Enter real life, in one of those aha! moments that turn a problem on its head so you can ponder it from a different angle. On Saturday, I attended one of the sister marches of the March on Washington. If you’ve been anywhere on the internet for the past few days, you’ve no doubt seen some of the wonderful and funny and inspiring signs protesters carried. One that stuck with me said, “I will not tolerate intolerance.” Later I realized that this, THIS was what I’d run up against in my story and my life. I can see the underlying fears that might lead people to hold those views. I can realize there are life experiences (or lack thereof) that cause misunderstanding and lack of knowledge about ‘the other’ that allows lies and suspicion to fester. I can even acknowledge there are differences in our brains make some people more tolerant of messages and threats that I process as authoritarian and possibly worse. But I won’t tolerate intolerance, love hatred, or be open-minded about bigotry. I can’t take that extra step into empathy for these world views and values. I have found my line in the sand, but I have not found and might not ever find a way to cross it.

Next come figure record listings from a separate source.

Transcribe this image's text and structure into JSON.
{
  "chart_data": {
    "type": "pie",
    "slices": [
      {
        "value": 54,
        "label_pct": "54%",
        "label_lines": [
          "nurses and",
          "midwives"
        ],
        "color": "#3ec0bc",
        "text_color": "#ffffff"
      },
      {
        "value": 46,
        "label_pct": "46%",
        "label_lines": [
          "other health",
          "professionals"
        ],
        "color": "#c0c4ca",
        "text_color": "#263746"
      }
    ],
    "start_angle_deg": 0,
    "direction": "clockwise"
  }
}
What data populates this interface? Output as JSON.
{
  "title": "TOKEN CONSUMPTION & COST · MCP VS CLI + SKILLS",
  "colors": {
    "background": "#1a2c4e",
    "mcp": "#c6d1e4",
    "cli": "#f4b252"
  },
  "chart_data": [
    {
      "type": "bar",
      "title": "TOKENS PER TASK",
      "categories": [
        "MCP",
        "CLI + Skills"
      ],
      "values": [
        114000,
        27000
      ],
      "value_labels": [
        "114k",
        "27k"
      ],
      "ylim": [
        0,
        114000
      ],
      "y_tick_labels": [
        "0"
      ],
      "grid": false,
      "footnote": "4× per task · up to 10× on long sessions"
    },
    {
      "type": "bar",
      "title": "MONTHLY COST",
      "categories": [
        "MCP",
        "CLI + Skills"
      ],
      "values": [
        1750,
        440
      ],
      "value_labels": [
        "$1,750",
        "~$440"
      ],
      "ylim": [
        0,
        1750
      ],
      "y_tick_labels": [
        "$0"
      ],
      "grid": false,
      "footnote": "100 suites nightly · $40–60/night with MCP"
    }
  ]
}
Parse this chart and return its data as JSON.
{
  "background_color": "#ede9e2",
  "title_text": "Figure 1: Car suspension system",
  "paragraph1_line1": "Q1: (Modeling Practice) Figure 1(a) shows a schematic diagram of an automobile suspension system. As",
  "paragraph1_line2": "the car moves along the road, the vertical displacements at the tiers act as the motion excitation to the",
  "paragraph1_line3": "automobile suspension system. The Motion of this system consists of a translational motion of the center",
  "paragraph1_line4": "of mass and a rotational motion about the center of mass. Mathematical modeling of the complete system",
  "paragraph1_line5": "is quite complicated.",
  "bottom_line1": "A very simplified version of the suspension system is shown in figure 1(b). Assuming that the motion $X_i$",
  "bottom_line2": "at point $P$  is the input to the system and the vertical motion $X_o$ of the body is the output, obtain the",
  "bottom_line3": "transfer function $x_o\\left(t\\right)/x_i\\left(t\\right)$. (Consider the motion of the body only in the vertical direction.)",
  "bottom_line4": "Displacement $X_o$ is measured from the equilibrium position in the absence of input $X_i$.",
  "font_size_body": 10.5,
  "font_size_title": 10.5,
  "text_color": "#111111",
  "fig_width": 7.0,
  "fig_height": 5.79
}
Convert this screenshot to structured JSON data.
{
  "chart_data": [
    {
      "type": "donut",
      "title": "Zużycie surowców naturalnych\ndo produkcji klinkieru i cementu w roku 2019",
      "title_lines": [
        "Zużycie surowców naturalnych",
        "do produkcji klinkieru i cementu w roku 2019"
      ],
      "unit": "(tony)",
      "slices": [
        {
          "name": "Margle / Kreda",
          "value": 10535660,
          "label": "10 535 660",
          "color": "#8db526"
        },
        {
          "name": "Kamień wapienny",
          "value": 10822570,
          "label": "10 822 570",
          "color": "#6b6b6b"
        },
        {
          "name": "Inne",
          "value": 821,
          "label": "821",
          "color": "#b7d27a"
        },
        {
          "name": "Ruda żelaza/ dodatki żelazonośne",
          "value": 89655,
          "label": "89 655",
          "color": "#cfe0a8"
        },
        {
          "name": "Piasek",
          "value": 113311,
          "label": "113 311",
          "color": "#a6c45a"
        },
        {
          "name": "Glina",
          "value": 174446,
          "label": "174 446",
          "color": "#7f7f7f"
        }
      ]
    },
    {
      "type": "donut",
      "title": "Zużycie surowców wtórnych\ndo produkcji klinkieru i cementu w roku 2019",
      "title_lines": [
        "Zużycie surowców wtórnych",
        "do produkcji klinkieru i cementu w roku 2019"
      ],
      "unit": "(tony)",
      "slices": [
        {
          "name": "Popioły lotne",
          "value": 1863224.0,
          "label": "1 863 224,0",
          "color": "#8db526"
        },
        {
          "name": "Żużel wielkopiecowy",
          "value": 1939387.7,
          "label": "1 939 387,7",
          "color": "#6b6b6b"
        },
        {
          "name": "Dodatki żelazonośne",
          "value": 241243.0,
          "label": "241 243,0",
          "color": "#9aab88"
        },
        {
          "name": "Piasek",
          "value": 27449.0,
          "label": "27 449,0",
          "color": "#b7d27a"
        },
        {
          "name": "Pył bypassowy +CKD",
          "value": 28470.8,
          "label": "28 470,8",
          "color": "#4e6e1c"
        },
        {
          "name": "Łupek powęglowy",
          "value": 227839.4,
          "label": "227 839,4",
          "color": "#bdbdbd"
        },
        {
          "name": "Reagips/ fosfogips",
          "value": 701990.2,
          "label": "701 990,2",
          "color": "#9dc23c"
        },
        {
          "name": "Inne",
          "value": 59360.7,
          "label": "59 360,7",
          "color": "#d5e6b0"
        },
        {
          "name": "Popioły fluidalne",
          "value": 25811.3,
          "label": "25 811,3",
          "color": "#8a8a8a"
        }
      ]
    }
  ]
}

I’m still processing what this all means for my writing process and my characters, particularly my oh-so-problematic antagonist. Maybe understanding his motivations and acknowledging the experiences that have brought him to his world view is enough. But I want to take care not to write him as a cliche or to write his crime or its aftermath as gratuitous, and I worry that without that empathetic perspective, that deep-dive understanding, I run the risk of doing just that.
Have you read a story with a well-rounded, non-cliche character for whom you intellectually ‘understood’ motives, but with whom you couldn’t empathize? Have you written a character like that? What did you do to ensure your reader wouldn’t close the book or throw it against the wall?